A sudden deterioration in level of consciousness within the first few hours suggests further bleeding.

Improvement tends to occur between 4 and 18 months after the event but even those who have independent living often have some cognitive defect. Younger patients do better.
In a survey of 610 patients who were interviewed a mean of 8.9 years after SAH, there was marked morbidity.¹²

• Of the employed patients, 26% stopped working and 24% worked shorter hours or had a position with less responsibility.
• On average, patients returned to work 9.4 months after discharge (range, 0-96 months).
• Related problems caused divorce in 7%.
• There were changes in personality in 59%, with the most common being increased irritability (37%) or emotionality (29%).
• Patients with SAH had a statistically significant higher mean depression score than the control population. Approximately 10% of the patients had a Hospital Anxiety and Depression Scale score in the range of a probable depressive or anxious state.
• Only 25% reported a complete recovery without psychosocial or neurological problems.

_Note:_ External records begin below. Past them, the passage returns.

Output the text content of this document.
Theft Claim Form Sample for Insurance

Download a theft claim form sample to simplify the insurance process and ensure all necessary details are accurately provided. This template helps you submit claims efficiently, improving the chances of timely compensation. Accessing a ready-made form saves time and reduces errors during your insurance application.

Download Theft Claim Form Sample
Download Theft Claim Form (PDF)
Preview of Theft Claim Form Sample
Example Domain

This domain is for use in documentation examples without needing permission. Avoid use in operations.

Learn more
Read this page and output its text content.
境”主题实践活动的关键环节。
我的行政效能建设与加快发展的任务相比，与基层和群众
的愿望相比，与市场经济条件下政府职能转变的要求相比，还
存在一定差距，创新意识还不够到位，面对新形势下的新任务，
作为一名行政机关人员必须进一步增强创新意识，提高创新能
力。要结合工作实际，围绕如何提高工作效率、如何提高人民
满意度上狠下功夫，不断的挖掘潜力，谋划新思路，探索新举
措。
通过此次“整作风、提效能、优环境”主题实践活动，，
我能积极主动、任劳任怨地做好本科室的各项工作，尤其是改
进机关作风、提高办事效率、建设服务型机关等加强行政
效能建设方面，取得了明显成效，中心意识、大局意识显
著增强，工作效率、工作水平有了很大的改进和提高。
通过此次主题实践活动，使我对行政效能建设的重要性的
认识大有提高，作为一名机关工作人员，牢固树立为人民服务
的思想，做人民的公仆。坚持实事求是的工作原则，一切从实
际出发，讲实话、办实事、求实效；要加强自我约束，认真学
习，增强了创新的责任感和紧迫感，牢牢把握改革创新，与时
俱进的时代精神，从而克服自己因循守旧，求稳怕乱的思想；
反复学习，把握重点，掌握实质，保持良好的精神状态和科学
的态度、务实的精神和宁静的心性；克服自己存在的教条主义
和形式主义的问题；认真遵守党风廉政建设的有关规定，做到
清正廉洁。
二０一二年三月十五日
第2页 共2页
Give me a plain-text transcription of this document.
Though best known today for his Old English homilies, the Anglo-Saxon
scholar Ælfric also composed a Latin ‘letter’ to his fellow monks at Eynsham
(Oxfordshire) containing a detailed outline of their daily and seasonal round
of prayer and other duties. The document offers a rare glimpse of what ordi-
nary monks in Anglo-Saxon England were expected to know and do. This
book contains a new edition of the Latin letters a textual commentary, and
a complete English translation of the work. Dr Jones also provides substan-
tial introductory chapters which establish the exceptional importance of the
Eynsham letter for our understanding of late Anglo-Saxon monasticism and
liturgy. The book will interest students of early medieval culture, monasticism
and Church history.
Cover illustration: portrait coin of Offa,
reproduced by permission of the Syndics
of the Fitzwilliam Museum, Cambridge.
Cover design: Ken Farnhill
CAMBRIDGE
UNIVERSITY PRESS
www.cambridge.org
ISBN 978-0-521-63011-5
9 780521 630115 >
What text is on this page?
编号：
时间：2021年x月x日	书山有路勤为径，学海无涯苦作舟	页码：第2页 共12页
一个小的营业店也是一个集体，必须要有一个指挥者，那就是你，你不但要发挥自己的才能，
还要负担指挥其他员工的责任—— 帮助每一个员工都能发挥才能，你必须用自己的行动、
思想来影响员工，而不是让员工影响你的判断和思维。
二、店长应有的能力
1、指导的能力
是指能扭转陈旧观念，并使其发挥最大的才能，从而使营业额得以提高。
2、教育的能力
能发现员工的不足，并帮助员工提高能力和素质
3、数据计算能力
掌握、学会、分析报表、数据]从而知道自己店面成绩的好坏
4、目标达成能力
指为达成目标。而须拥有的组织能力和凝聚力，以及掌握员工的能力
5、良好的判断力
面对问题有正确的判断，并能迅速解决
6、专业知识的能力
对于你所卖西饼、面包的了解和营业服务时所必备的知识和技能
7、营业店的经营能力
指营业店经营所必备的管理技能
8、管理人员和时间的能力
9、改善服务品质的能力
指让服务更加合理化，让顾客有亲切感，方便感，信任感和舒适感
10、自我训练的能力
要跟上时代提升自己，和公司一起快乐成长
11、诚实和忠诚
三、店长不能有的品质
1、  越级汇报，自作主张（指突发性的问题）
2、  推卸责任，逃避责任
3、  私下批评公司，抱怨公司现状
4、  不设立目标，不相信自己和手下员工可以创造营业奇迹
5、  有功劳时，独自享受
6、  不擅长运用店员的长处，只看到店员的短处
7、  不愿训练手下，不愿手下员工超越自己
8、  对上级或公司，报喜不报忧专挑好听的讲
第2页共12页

As hypertension, smoking and excessive alcohol consumption are risk factors, individuals need to address such issues.

The question of management of aneurysms falls into 3 groups.

• Patients may be found to have incidental aneurysms.
• Patients with subarachnoid haemorrhage might have one or more unruptured aneurysms.
• There is the question of screening for aneurysms in patients who survive an episode of subarachnoid haemorrhage, and in first-degree relatives of patients with subarachnoid haemorrhage.

The management of incidental findings will depend upon many aspects. The risk of rupture increases with age but so does morbidity of the procedure and younger people stand to gain more years. It is a difficult decision and family history and patient wishes must be considered.

Those who have already had a SAH are usually offered treatment although if it is small or difficult to reach it may be left alone.

The results of screening first degree relatives of patients for aneurysms are not promising and few apparently dangerous lesions are found. Even routine screening of people with adult polycystic kidney disease is not recommended.